Electronic system 300 further may include network interface(s) 380 to provide access to a network, such as a local area network. Network interface(s) 380 may include, for example, a wireless network interface having antenna 385, which may represent one or more antenna(e). Network interface(s) 380 may also include, for example, a wired network interface to communicate with remote devices via network cable 387, which may be, for example, an Ethernet cable, a coaxial cable, a fiber optic cable, a serial cable, or a parallel cable.

In one embodiment, network interface(s) 380 may provide access to a local area network, for example, by conforming to IEEE 802.11b and/or IEEE 802.11g standards, and/or the wireless network interface may provide access to a personal area network, for example, by conforming to Bluetooth standards. Other wireless network interfaces and/or protocols can also be supported.

IEEE 802.11b corresponds to IEEE Std. 802.11b-1999 entitled “Local and Metropolitan Area Networks, Part 11: Wireless LAN Medium Access Control (MAC) and Physical Layer (PHY) Specifications: Higher-Speed Physical Layer Extension in the 2.4 GHz Band,” approved Sep. 16, 1999 as well as related documents. IEEE 802.11g corresponds to IEEE Std. 802.11g-2003 entitled “Local and Metropolitan Area Networks, Part 11: Wireless LAN Medium Access Control (MAC) and Physical Layer (PHY) Specifications, Amendment 4: Further Higher Rate Extension in the 2.4 GHz Band,” approved Jun. 27, 2003 as well as related documents. Bluetooth protocols are described in “Specification of the Bluetooth System: Core, Version 1.1,” published Feb. 22, 2001 by the Bluetooth Special Interest Group, Inc. Associated as well as previous or subsequent versions of the Bluetooth standard may also be supported.

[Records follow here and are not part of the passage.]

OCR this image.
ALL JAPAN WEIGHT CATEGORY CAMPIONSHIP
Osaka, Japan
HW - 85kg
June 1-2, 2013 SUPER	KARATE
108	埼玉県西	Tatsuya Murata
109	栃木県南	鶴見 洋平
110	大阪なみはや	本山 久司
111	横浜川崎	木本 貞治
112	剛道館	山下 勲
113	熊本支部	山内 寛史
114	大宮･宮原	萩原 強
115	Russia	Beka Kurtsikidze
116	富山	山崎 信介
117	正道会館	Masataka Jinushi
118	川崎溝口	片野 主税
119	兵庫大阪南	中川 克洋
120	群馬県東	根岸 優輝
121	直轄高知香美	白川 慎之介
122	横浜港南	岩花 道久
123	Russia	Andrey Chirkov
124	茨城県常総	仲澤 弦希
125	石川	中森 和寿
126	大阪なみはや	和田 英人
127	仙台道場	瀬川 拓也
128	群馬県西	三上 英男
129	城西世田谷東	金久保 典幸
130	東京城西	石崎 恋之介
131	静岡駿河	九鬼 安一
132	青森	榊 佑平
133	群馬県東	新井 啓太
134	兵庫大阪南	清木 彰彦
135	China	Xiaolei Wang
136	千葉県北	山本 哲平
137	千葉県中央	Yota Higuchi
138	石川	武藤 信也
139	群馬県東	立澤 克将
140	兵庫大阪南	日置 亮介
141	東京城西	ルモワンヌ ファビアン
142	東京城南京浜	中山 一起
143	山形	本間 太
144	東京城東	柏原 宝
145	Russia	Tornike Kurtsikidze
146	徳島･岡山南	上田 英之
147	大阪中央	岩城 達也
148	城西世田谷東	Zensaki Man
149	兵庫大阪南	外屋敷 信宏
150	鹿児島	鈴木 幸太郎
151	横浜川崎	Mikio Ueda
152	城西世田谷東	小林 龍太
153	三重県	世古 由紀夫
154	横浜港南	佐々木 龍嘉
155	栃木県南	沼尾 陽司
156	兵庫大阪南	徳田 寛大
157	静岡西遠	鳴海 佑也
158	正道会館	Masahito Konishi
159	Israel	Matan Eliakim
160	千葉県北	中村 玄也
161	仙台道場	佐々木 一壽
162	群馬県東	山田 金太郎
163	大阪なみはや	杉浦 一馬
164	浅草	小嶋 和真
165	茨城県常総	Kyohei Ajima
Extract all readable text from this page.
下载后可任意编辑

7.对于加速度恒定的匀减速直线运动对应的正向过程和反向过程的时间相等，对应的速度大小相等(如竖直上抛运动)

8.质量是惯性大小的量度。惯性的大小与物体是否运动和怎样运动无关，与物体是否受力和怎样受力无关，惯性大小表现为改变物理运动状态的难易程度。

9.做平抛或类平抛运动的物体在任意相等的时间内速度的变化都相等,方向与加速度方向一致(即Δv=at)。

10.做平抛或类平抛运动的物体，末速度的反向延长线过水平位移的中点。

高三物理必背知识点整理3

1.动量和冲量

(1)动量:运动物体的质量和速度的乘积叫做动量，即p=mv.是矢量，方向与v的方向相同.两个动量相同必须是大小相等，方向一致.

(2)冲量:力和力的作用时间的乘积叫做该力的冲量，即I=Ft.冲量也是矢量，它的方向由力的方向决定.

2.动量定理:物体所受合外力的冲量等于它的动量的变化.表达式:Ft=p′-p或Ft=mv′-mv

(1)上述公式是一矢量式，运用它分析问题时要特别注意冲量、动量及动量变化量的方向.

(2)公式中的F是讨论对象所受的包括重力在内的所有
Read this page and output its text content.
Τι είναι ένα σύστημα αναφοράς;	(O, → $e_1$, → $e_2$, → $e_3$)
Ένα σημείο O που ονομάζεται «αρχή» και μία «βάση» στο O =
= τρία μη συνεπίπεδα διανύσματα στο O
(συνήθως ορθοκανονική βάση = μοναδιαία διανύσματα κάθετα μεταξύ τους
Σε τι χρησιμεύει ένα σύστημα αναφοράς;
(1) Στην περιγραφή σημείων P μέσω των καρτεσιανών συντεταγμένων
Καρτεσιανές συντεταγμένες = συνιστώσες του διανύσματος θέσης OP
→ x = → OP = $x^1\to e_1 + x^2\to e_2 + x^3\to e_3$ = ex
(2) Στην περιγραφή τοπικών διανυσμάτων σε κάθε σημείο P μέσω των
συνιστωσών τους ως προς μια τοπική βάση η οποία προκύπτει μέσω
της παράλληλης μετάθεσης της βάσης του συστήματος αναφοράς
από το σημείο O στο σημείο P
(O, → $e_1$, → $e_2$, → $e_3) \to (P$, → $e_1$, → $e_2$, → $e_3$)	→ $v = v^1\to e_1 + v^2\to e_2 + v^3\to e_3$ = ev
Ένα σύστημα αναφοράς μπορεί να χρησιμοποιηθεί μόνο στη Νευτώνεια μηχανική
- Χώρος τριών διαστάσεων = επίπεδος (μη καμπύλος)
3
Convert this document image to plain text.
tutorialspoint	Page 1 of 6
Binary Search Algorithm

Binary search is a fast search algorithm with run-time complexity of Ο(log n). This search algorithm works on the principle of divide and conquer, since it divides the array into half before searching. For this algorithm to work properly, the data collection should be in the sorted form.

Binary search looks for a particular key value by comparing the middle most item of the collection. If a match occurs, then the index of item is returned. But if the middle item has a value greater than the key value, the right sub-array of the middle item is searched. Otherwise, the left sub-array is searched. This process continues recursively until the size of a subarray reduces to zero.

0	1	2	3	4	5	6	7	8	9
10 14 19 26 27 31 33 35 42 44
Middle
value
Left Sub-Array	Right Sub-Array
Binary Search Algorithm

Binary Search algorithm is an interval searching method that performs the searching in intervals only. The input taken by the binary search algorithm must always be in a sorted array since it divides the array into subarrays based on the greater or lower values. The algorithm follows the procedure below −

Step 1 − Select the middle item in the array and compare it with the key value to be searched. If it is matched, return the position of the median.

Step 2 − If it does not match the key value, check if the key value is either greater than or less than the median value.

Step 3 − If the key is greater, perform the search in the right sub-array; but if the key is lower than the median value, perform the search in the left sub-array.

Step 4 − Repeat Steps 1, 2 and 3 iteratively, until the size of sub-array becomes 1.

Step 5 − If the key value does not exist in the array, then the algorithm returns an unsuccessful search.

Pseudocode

In addition to, or instead of, communication via wireless LAN standards, network interface(s) 380 may provide wireless communications using, for example, Time Division, Multiple Access (TDMA) protocols, Global System for Mobile Communications (GSM) protocols, Code Division, Multiple Access (CDMA) protocols, and/or any other type of wireless communications protocol.

Reference in the specification to “one embodiment” or “an embodiment” means that a particular feature, structure, or characteristic described in connection with the embodiment is included in at least one embodiment of the invention. The appearances of the phrase “in one embodiment” in various places in the specification are not necessarily all referring to the same embodiment.

While the invention has been described in terms of several embodiments, those skilled in the art will recognize that the invention is not limited to the embodiments described, but can be practiced with modification and alteration within the spirit and scope of the appended claims. The description is thus to be regarded as illustrative instead of limiting.